The importance of preparation


"Measure twice, cut once." 

It feels like a drag sometimes, but there are jobs for which you have to put the time in to prepare properly. I don't follow rules, for rules' sake, but if I understand why, then I enjoy putting care and attention into the finer details.

There is definitely time and space for process-based, intuitive work. It's important to just let your hands, the muse and your medium of choice frolic together. It's important to try and fail, to make a lot of art on the road to making the art of your dreams. 

For other work, you need to take the time and do the prep. When binding books, "measure twice, cut once" definitely applies. If you take the time, you end up with a book so neat and beautiful that you can hardly believe you made it. I know I feel like that sometimes. In woodworking, every teacher or maker I've ever spoken to, insists on the same. In dress-making, pre-washing, measuring for fit, tweaking the pattern, even making a toile (or muslin, for some of you) sometimes, and cutting with care results in a garment that looks handmade in all the best ways.

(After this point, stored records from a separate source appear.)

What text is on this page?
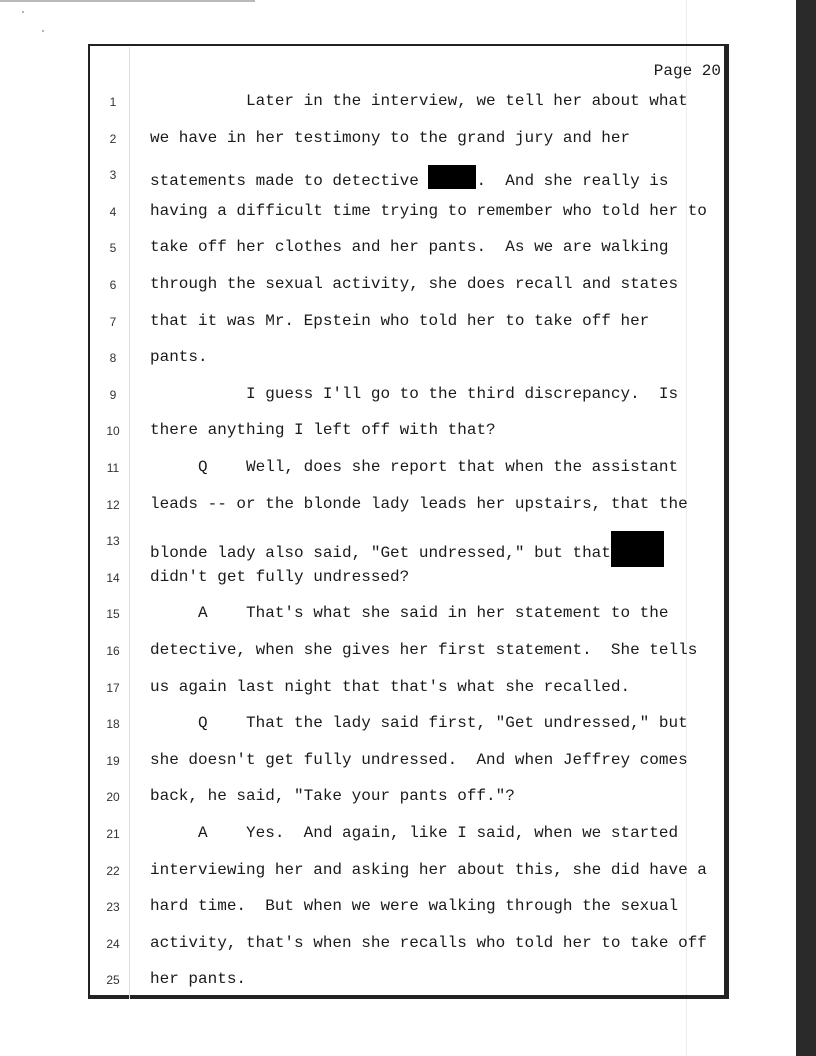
Page 20
1	Later in the interview, we tell her about what
2	we have in her testimony to the grand jury and her
3	statements made to detective	.  And she really is
4	having a difficult time trying to remember who told her to
5	take off her clothes and her pants.  As we are walking
6	through the sexual activity, she does recall and states
7	that it was Mr. Epstein who told her to take off her
8	pants.
9	I guess I'll go to the third discrepancy.  Is
10	there anything I left off with that?
11	Q    Well, does she report that when the assistant
12	leads -- or the blonde lady leads her upstairs, that the
13
blonde lady also said, "Get undressed," but that
14	didn't get fully undressed?
15	A    That's what she said in her statement to the
16	detective, when she gives her first statement.  She tells
17	us again last night that that's what she recalled.
18	Q    That the lady said first, "Get undressed," but
19	she doesn't get fully undressed.  And when Jeffrey comes
20	back, he said, "Take your pants off."?
21	A    Yes.  And again, like I said, when we started
22	interviewing her and asking her about this, she did have a
23	hard time.  But when we were walking through the sexual
24	activity, that's when she recalls who told her to take off
25	her pants.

Knitting can go either way. For shawls and blankets, you can often dive straight in with yarn that makes your heart sing, knitting until it feels done. Some people can work awe-inspiring free-form knitting and crochet garments. 

I'm starting my first sweater ever. We all know horror stories of jumpers, knit by relatives, that fit noone and no body. Tight necks, short bodies and long arms; I have no desire to put my yarn money and knitting time into a disaster like that. 

The little piece you see above is a sample piece for my jumper. Knit, just like my sweater will be, in the round, on the same sized needles, with the yarn I want to use. It's even been washed the way I'll wash it when it's done. It allowed me to see if I like the fabric that will make up the finished piece and how it will wash. It also lets me see how many stitches I'm getting to the inch. Turns out, I'm getting an extra quarter stitch per inch compared to the designer. Pshaw! That's nothing, right? Around the hips though, that would give me a jumper two inches tighter than planned, a whole dress size! Plus, just like with shopping for clothes, very few of us are exactly the dimensions of one size and planning ahead allows for a custom fit. Wish me luck!

This piece is a test palette for a little illustrated book I'm working on. It's already bound and stitched, so I wanted to make my colour experiments ahead of time rather than on the page. Which reminds me, I must note down the names of the pencil colours before I forget. 

What about you? Do you like to leap right in or work it out as you go along? Does it depend on the project? Or your mood?